Robust Reconstruction of Block Sparse Signals from Adaptively One‐Bit Measurements
Author(s) -
Hou Jingyao,
Wang Jianjun,
Zhang Feng,
Huang Jianwen
Publication year - 2020
Publication title -
chinese journal of electronics
Language(s) - English
Resource type - Journals
SCImago Journal Rank - 0.267
H-Index - 25
eISSN - 2075-5597
pISSN - 1022-4653
DOI - 10.1049/cje.2020.08.009
Subject(s) - oversampling , algorithm , computer science , thresholding , quantization (signal processing) , block (permutation group theory) , compressed sensing , mathematics , artificial intelligence , image (mathematics) , bandwidth (computing) , computer network , geometry
Though various theoretical results and algorithms have been proposed in one‐bit Compressed sensing (1‐bit CS), there are few studies on more structured signals, such as block sparse signals.
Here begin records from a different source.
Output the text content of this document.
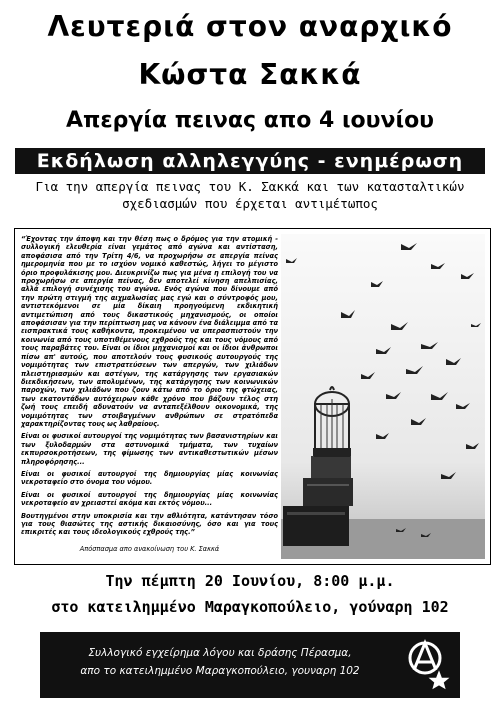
Λευτεριά στον αναρχικό
Κώστα Σακκά
Απεργία πεινας απο 4 ιουνίου
Εκδήλωση αλληλεγγύης - ενημέρωση
Για την απεργία πεινας του Κ. Σακκά και των κατασταλτικών σχεδιασμών που έρχεται αντιμέτωπος

“Έχοντας την άποψη και την θέση πως ο δρόμος για την ατομική - συλλογική ελευθερία είναι γεμάτος από αγώνα και αντίσταση, αποφάσισα από την Τρίτη 4/6, να προχωρήσω σε απεργία πείνας ημερομηνία που με το ισχύον νομικό καθεστώς, λήγει το μέγιστο όριο προφυλάκισης μου. Διευκρινίζω πως για μένα η επιλογή του να προχωρήσω σε απεργία πείνας, δεν αποτελεί κίνηση απελπισίας, αλλά επιλογή συνέχισης του αγώνα. Ενός αγώνα που δίνουμε από την πρώτη στιγμή της αιχμαλωσίας μας εγώ και ο σύντροφός μου, αντιστεκόμενοι σε μία δίκαιη προηγούμενη εκδικητική αντιμετώπιση από τους δικαστικούς μηχανισμούς, οι οποίοι αποφάσισαν για την περίπτωση μας να κάνουν ένα διάλειμμα από τα εισπρακτικά τους καθήκοντα, προκειμένου να υπερασπιστούν την κοινωνία από τους υποτιθέμενους εχθρούς της και τους νόμους από τους παραβάτες του. Είναι οι ίδιοι μηχανισμοί και οι ίδιοι άνθρωποι πίσω απ' αυτούς, που αποτελούν τους φυσικούς αυτουργούς της νομιμότητας των επιστρατεύσεων των απεργών, των χιλιάδων πλειστηριασμών και αστέγων, της κατάργησης των εργασιακών διεκδικήσεων, των απολυμένων, της κατάργησης των κοινωνικών παροχών, των χιλιάδων που ζουν κάτω από το όριο της φτώχειας, των εκατοντάδων αυτόχειρων κάθε χρόνο που βάζουν τέλος στη ζωή τους επειδή αδυνατούν να ανταπεξέλθουν οικονομικά, της νομιμότητας των στοιβαγμένων ανθρώπων σε στρατόπεδα χαρακτηρίζοντας τους ως λαθραίους.

Είναι οι φυσικοί αυτουργοί της νομιμότητας των βασανιστηρίων και των ξυλοδαρμών στα αστυνομικά τμήματα, των τυχαίων εκπυρσοκροτήσεων, της φίμωσης των αντικαθεστωτικών μέσων πληροφόρησης...

Είναι οι φυσικοί αυτουργοί της δημιουργίας μίας κοινωνίας νεκροταφείο στο όνομα του νόμου.

Είναι οι φυσικοί αυτουργοί της δημιουργίας μίας κοινωνίας νεκροταφείο αν χρειαστεί ακόμα και εκτός νόμου...

Βουτηγμένοι στην υποκρισία και την αθλιότητα, κατάντησαν τόσο για τους θιασώτες της αστικής δικαιοσύνης, όσο και για τους επικριτές και τους ιδεολογικούς εχθρούς της.”

Απόσπασμα απο ανακοίνωση του Κ. Σακκά

Την πέμπτη 20 Ιουνίου, 8:00 μ.μ.
στο κατειλημμένο Μαραγκοπούλειο, γούναρη 102
Συλλογικό εγχείρημα λόγου και δράσης Πέρασμα,
απο το κατειλημμένο Μαραγκοπούλειο, γουναρη 102
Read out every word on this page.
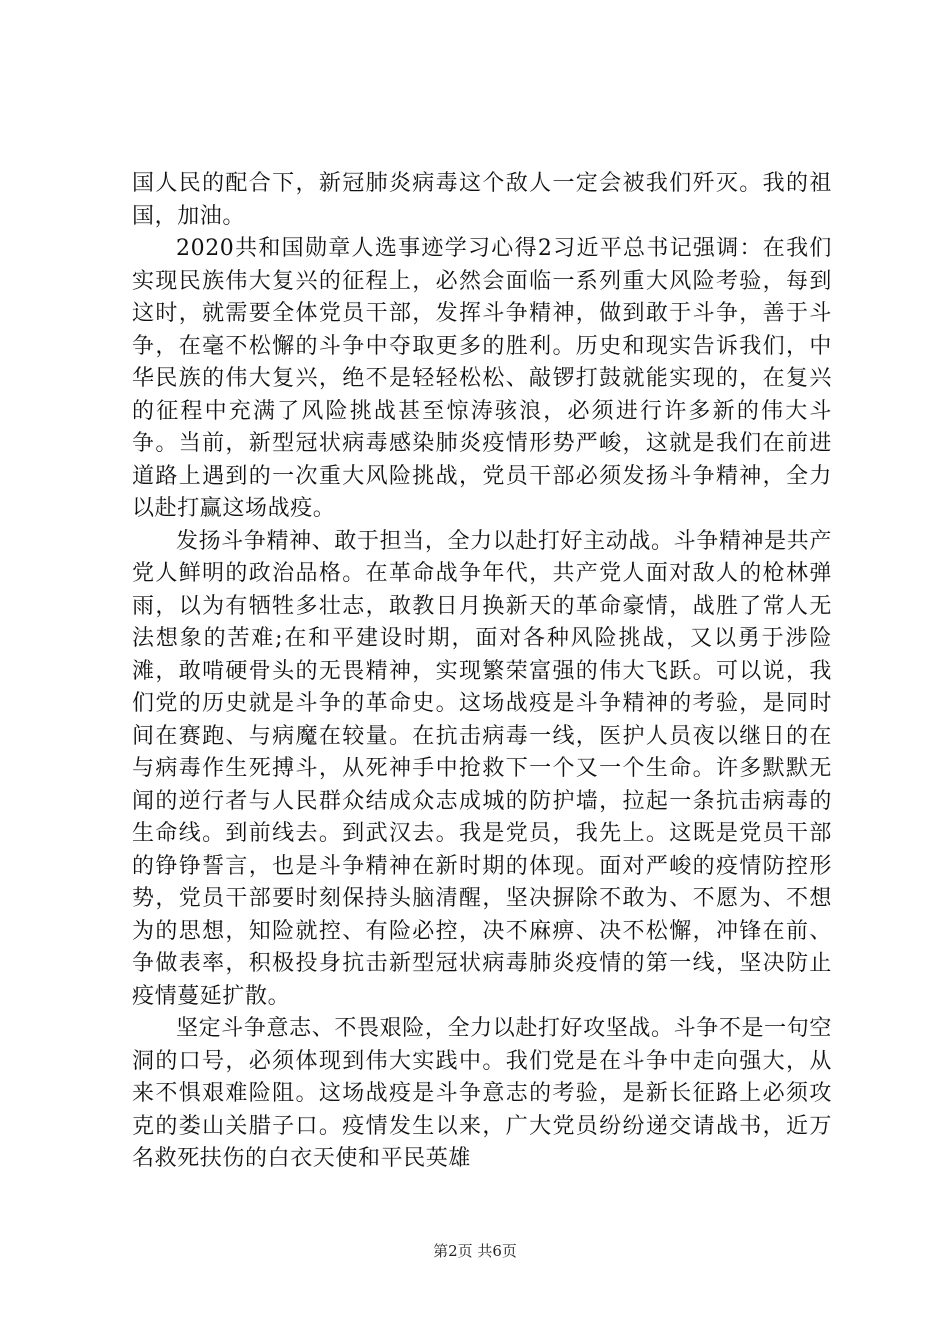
国人民的配合下，新冠肺炎病毒这个敌人一定会被我们歼灭。我的祖国，加油。

2020共和国勋章人选事迹学习心得2习近平总书记强调：在我们实现民族伟大复兴的征程上，必然会面临一系列重大风险考验，每到这时，就需要全体党员干部，发挥斗争精神，做到敢于斗争，善于斗争，在毫不松懈的斗争中夺取更多的胜利。历史和现实告诉我们，中华民族的伟大复兴，绝不是轻轻松松、敲锣打鼓就能实现的，在复兴的征程中充满了风险挑战甚至惊涛骇浪，必须进行许多新的伟大斗争。当前，新型冠状病毒感染肺炎疫情形势严峻，这就是我们在前进道路上遇到的一次重大风险挑战，党员干部必须发扬斗争精神，全力以赴打赢这场战疫。

发扬斗争精神、敢于担当，全力以赴打好主动战。斗争精神是共产党人鲜明的政治品格。在革命战争年代，共产党人面对敌人的枪林弹雨，以为有牺牲多壮志，敢教日月换新天的革命豪情，战胜了常人无法想象的苦难;在和平建设时期，面对各种风险挑战，又以勇于涉险滩，敢啃硬骨头的无畏精神，实现繁荣富强的伟大飞跃。可以说，我们党的历史就是斗争的革命史。这场战疫是斗争精神的考验，是同时间在赛跑、与病魔在较量。在抗击病毒一线，医护人员夜以继日的在与病毒作生死搏斗，从死神手中抢救下一个又一个生命。许多默默无闻的逆行者与人民群众结成众志成城的防护墙，拉起一条抗击病毒的生命线。到前线去。到武汉去。我是党员，我先上。这既是党员干部的铮铮誓言，也是斗争精神在新时期的体现。面对严峻的疫情防控形势，党员干部要时刻保持头脑清醒，坚决摒除不敢为、不愿为、不想为的思想，知险就控、有险必控，决不麻痹、决不松懈，冲锋在前、争做表率，积极投身抗击新型冠状病毒肺炎疫情的第一线，坚决防止疫情蔓延扩散。

坚定斗争意志、不畏艰险，全力以赴打好攻坚战。斗争不是一句空洞的口号，必须体现到伟大实践中。我们党是在斗争中走向强大，从来不惧艰难险阻。这场战疫是斗争意志的考验，是新长征路上必须攻克的娄山关腊子口。疫情发生以来，广大党员纷纷递交请战书，近万名救死扶伤的白衣天使和平民英雄

第2页 共6页
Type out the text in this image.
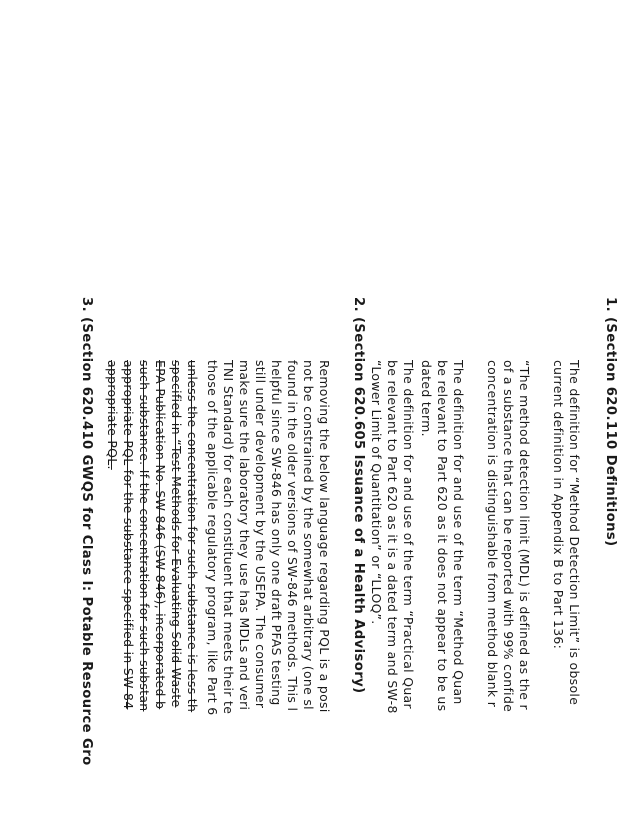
1. (Section 620.110 Definitions)
The definition for “Method Detection Limit” is obsole
current definition in Appendix B to Part 136:
“The method detection limit (MDL) is defined as the r
of a substance that can be reported with 99% confide
concentration is distinguishable from method blank r
The definition for and use of the term “Method Quan
be relevant to Part 620 as it does not appear to be us
dated term.
The definition for and use of the term “Practical Quar
be relevant to Part 620 as it is a dated term and SW-8
“Lower Limit of Quantitation” or “LLOQ”.
2. (Section 620.605 Issuance of a Health Advisory)
Removing the below language regarding PQL is a posi
not be constrained by the somewhat arbitrary (one sl
found in the older versions of SW-846 methods. This l
helpful since SW-846 has only one draft PFAS testing
still under development by the USEPA. The consumer
make sure the laboratory they use has MDLs and veri
TNI Standard) for each constituent that meets their te
those of the applicable regulatory program, like Part 6
unless the concentration for such substance is less th
specified in “Test Methods for Evaluating Solid Waste
EPA Publication No. SW-846 (SW-846), incorporated b
such substance. If the concentration for such substan
appropriate PQL for the substance specified in SW-84
appropriate PQL.
3. (Section 620.410 GWQS for Class I: Potable Resource Gro
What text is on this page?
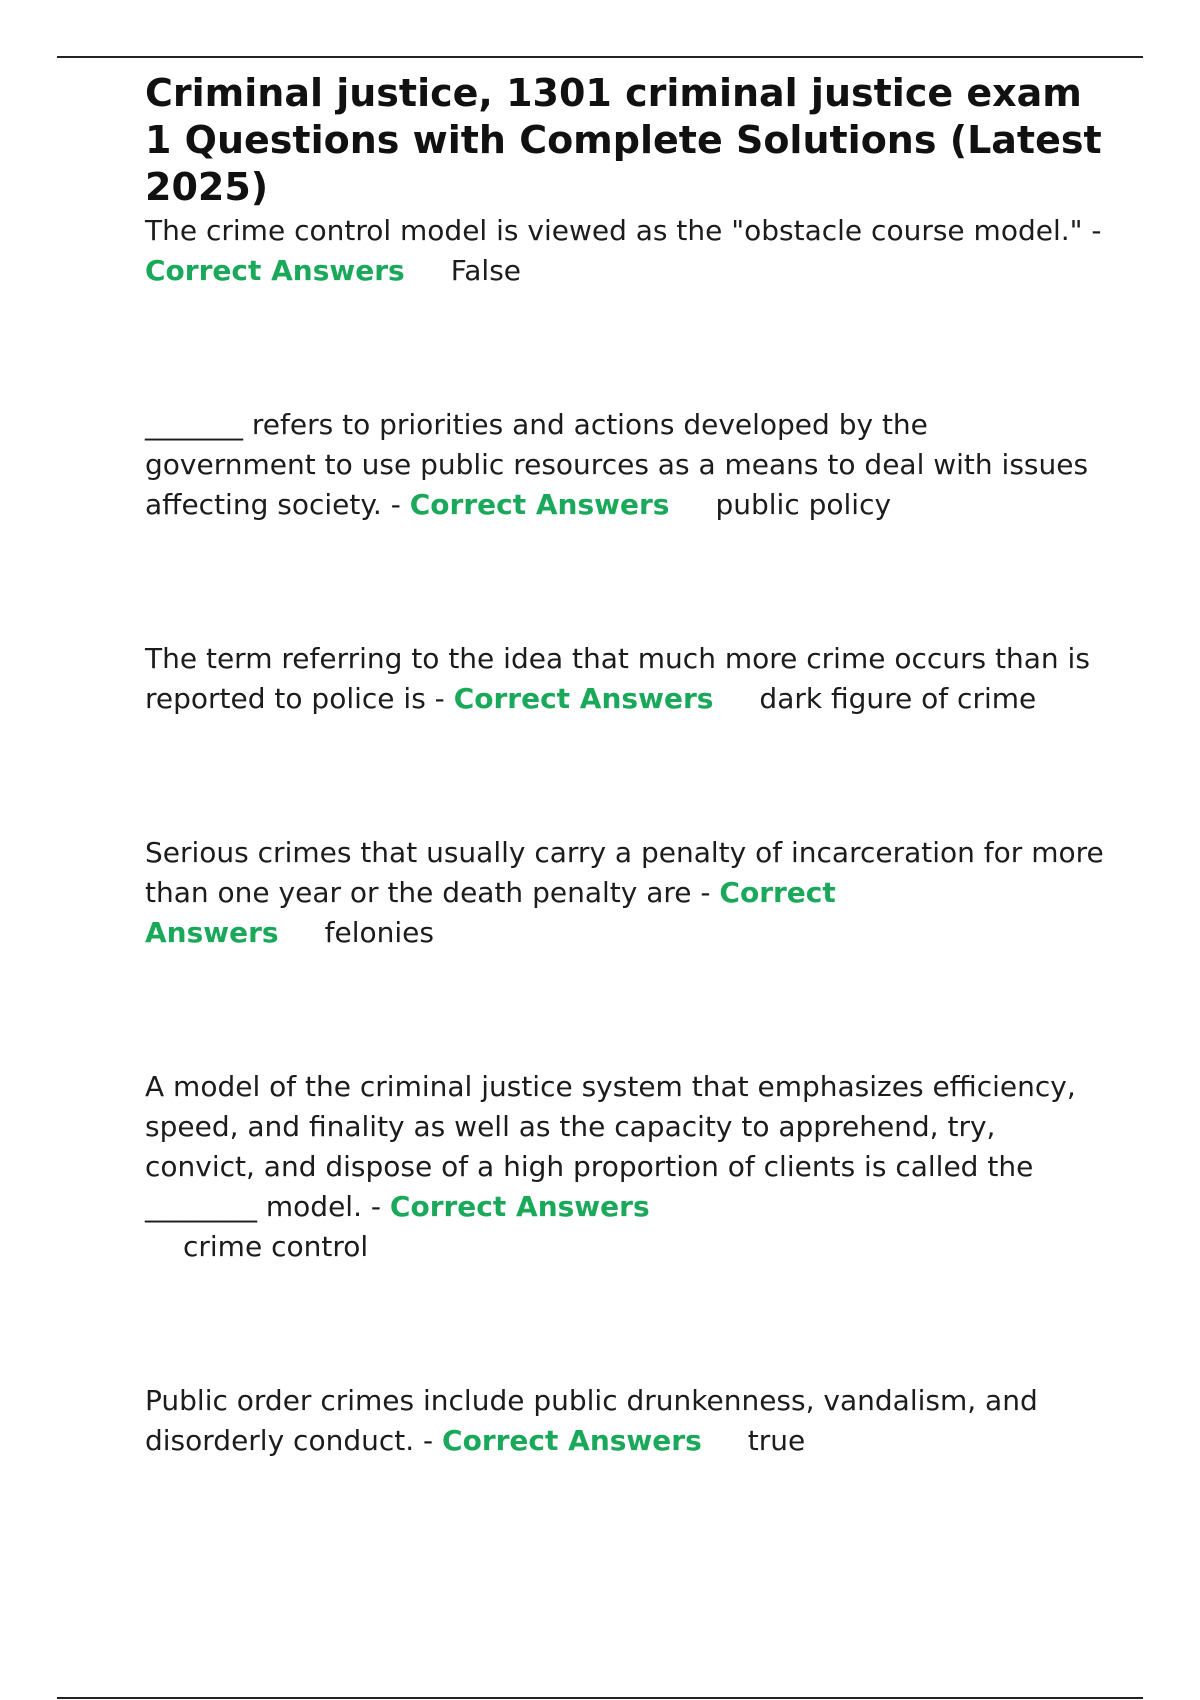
Criminal justice, 1301 criminal justice exam 1 Questions with Complete Solutions (Latest 2025)

The crime control model is viewed as the "obstacle course model." - Correct Answers False

_______ refers to priorities and actions developed by the government to use public resources as a means to deal with issues affecting society. - Correct Answers public policy

The term referring to the idea that much more crime occurs than is reported to police is - Correct Answers dark figure of crime

Serious crimes that usually carry a penalty of incarceration for more than one year or the death penalty are - Correct Answers felonies

A model of the criminal justice system that emphasizes efficiency, speed, and finality as well as the capacity to apprehend, try, convict, and dispose of a high proportion of clients is called the ________ model. - Correct Answers
crime control

Public order crimes include public drunkenness, vandalism, and disorderly conduct. - Correct Answers true
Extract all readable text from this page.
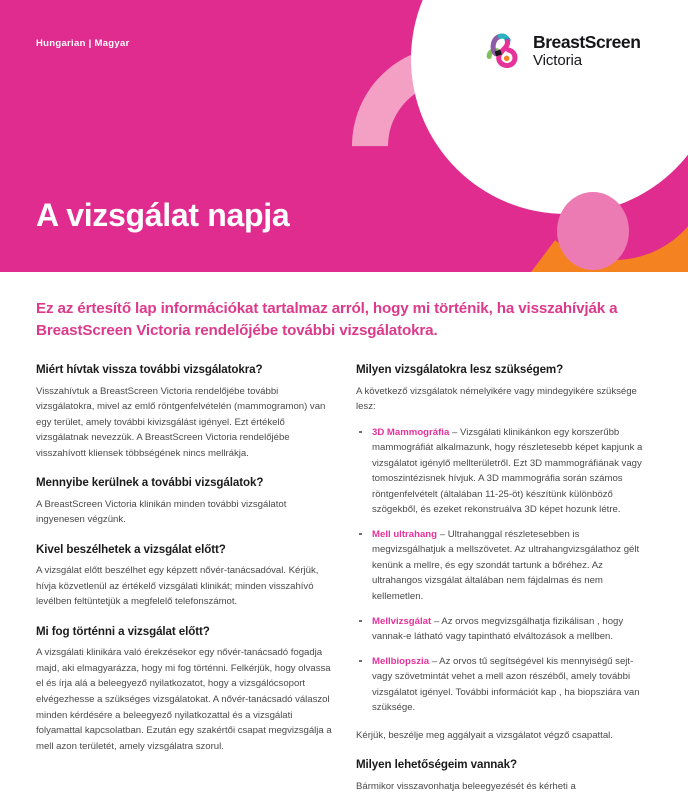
Hungarian | Magyar
A vizsgálat napja
BreastScreen
Victoria

Ez az értesítő lap információkat tartalmaz arról, hogy mi történik, ha visszahívják a BreastScreen Victoria rendelőjébe további vizsgálatokra.

Miért hívtak vissza további vizsgálatokra?

Visszahívtuk a BreastScreen Victoria rendelőjébe további vizsgálatokra, mivel az emlő röntgenfelvételén (mammogramon) van egy terület, amely további kivizsgálást igényel. Ezt értékelő vizsgálatnak nevezzük. A BreastScreen Victoria rendelőjébe visszahívott kliensek többségének nincs mellrákja.

Mennyibe kerülnek a további vizsgálatok?

A BreastScreen Victoria klinikán minden további vizsgálatot ingyenesen végzünk.

Kivel beszélhetek a vizsgálat előtt?

A vizsgálat előtt beszélhet egy képzett nővér-tanácsadóval. Kérjük, hívja közvetlenül az értékelő vizsgálati klinikát; minden visszahívó levélben feltüntetjük a megfelelő telefonszámot.

Mi fog történni a vizsgálat előtt?

A vizsgálati klinikára való érekzésekor egy nővér-tanácsadó fogadja majd, aki elmagyarázza, hogy mi fog történni. Felkérjük, hogy olvassa el és írja alá a beleegyező nyilatkozatot, hogy a vizsgálócsoport elvégezhesse a szükséges vizsgálatokat. A nővér-tanácsadó válaszol minden kérdésére a beleegyező nyilatkozattal és a vizsgálati folyamattal kapcsolatban. Ezután egy szakértői csapat megvizsgálja a mell azon területét, amely vizsgálatra szorul.

Milyen vizsgálatokra lesz szükségem?

A következő vizsgálatok némelyikére vagy mindegyikére szüksége lesz:

3D Mammográfia – Vizsgálati klinikánkon egy korszerűbb mammográfiát alkalmazunk, hogy részletesebb képet kapjunk a vizsgálatot igénylő mellterületről. Ezt 3D mammográfiának vagy tomoszintézisnek hívjuk. A 3D mammográfia során számos röntgenfelvételt (általában 11-25-öt) készítünk különböző szögekből, és ezeket rekonstruálva 3D képet hozunk létre.
Mell ultrahang – Ultrahanggal részletesebben is megvizsgálhatjuk a mellszövetet. Az ultrahangvizsgálathoz gélt kenünk a mellre, és egy szondát tartunk a bőréhez. Az ultrahangos vizsgálat általában nem fájdalmas és nem kellemetlen.
Mellvizsgálat – Az orvos megvizsgálhatja fizikálisan , hogy vannak-e látható vagy tapintható elváltozások a mellben.
Mellbiopszia – Az orvos tű segítségével kis mennyiségű sejt- vagy szövetmintát vehet a mell azon részéből, amely további vizsgálatot igényel. További információt kap , ha biopsziára van szüksége.

Kérjük, beszélje meg aggályait a vizsgálatot végző csapattal.

Milyen lehetőségeim vannak?

Bármikor visszavonhatja beleegyezését és kérheti a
We address the problem of recovering block sparse signals from one‐bit measurements. We first propose two recovery schemes, one based on second‐order cone programming and the other based on hard thresholding, for common non‐adaptively thresholded one‐bit measurements. Note that the worst‐case error in recovering sparse signals from non‐adaptively thresholded one‐bit measurements is bounded below by a polynomial of oversampling factor. To break the limit, we introduce a recursive strategy that allows the thresholds in quantization to be adaptive to previous measurements at each iteration. Using the scheme, we propose two iterative algorithms and show that corresponding recovery errors are both exponential functions of the oversampling factor. Several simulations are conducted to reveal the superiority of our methods to existing approaches.